加正则化能帮忙	"L2 regularisation is likely to help because it penalises large weights, constraining model complexity."
欠拟合不能加dropout	"Dropout will NOT help because the model is underfitting — dropout further constrains an already limited model."
多训练几轮会更差	"More epochs will worsen overfitting because the model will continue to memorise training noise."

题型 2："解释一个概念"

[概念] is [一句话定义].

It works by [机制].

This is [beneficial/important] because [为什么有用].

高频概念直接背：

中文	英文零件（直接写）
注意力机制	"Attention computes a weighted sum of values, where weights reflect the relevance of each input position."
遮蔽注意力	"Masking prevents each position from attending to future tokens, preserving the autoregressive property."
多头注意力	"Multi-head attention runs several attention functions in parallel, each focusing on different aspects of the input."
位置编码	"Positional encoding is needed because the Transformer processes all positions in parallel, losing inherent ordering."
[CLS] token	"[CLS] is a learnable token that aggregates information from all patches via attention for classification."
Dropout	"Dropout randomly deactivates neurons during training, forcing the network to learn redundant representations."
Batch Norm	"Batch normalisation normalises activations within each mini-batch, keeping gradients in a healthy range."
L2 正则化	"L2 regularisation penalises large weights, encouraging simpler and more generalisable models."
梯度消失	"Gradients are multiplied through many layers. With sigmoid (max derivative 0.25), they shrink to near zero."
死亡ReLU	"If a neuron consistently receives negative inputs, ReLU outputs zero and the neuron stops learning permanently."
动量	"Momentum maintains a running average of past gradients, smoothing updates and accelerating convergence."
Adam优化器	"Adam combines momentum (past gradient direction) with adaptive per-parameter learning rates, making it effective for deep networks."
RNN隐藏状态	"Each time step takes the current input AND the previous hidden state: h_t = f(W·h_{t-1} + U·x_t + b)."
LSTM门控	"LSTM uses three gates (forget, input, output) to control information flow, solving the vanishing gradient problem."
残差连接	"Skip connections add the input directly to the output: y = F(x) + x, allowing gradients to flow through the shortcut."

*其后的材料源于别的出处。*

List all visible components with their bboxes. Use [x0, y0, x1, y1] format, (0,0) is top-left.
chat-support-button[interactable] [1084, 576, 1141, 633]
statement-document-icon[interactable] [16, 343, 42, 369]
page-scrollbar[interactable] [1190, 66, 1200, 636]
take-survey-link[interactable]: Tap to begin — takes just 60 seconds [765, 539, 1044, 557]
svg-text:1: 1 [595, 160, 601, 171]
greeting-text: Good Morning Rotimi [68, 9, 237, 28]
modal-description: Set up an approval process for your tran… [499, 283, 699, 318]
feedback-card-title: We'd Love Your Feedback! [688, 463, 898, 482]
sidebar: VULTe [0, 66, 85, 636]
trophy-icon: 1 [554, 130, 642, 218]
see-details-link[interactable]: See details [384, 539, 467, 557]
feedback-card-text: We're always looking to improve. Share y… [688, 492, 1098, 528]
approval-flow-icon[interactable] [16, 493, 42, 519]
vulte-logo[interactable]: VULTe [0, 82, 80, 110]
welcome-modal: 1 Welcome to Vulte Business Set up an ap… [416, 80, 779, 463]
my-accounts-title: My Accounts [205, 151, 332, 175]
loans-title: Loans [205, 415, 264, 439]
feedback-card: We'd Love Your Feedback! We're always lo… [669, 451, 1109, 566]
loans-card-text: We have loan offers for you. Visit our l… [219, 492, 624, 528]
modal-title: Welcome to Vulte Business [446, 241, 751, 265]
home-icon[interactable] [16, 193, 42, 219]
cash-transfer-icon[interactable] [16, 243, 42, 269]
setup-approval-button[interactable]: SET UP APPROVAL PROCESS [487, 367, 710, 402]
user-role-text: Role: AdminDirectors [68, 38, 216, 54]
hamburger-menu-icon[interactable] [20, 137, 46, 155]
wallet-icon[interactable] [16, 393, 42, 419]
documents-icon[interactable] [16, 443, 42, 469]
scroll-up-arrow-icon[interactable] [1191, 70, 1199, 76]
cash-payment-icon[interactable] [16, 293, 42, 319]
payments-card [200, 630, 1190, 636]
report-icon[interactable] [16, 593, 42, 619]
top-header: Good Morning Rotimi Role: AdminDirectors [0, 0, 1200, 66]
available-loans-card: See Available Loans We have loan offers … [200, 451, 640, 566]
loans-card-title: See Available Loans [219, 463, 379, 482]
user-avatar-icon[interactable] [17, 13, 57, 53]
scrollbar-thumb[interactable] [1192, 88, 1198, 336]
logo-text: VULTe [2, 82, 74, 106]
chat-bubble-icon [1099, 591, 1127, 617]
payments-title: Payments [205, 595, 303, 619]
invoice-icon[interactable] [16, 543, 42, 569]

题型 3："看图说话（loss curves / metrics）"

The [loss curve / metric] shows that [你看到了什么].

This indicates [诊断].

[建议/解释] because [原因].

中文思维	英文零件
loss在震荡	"The loss curve oscillates and fails to converge."
loss发散了	"The loss diverges, increasing over epochs."
train和val之间有gap	"There is a significant gap between training and validation loss."
两条线都很高	"Both training and validation loss remain high."
学习率太大	"This indicates the learning rate is too high, causing the optimisation to overshoot the minimum."
学习率太小	"This suggests the learning rate is too small, resulting in very slow convergence."
准确率高但recall低	"Despite high accuracy, the low recall indicates the model fails to identify most positive instances."
类别不平衡	"This is due to class imbalance — the model achieves high accuracy by simply predicting the majority class."

题型 4："CNN 计算"

不需要造句，只需要写步骤。模板：

Conv layer:
  Input: [H, W, C]
  Output: [floor((H + 2p - f) / s) + 1, same for W, num_filters]

Pool layer:
  Input: [H, W, C]
  Output: [floor((H - f) / s) + 1, same for W, C]  (depth unchanged)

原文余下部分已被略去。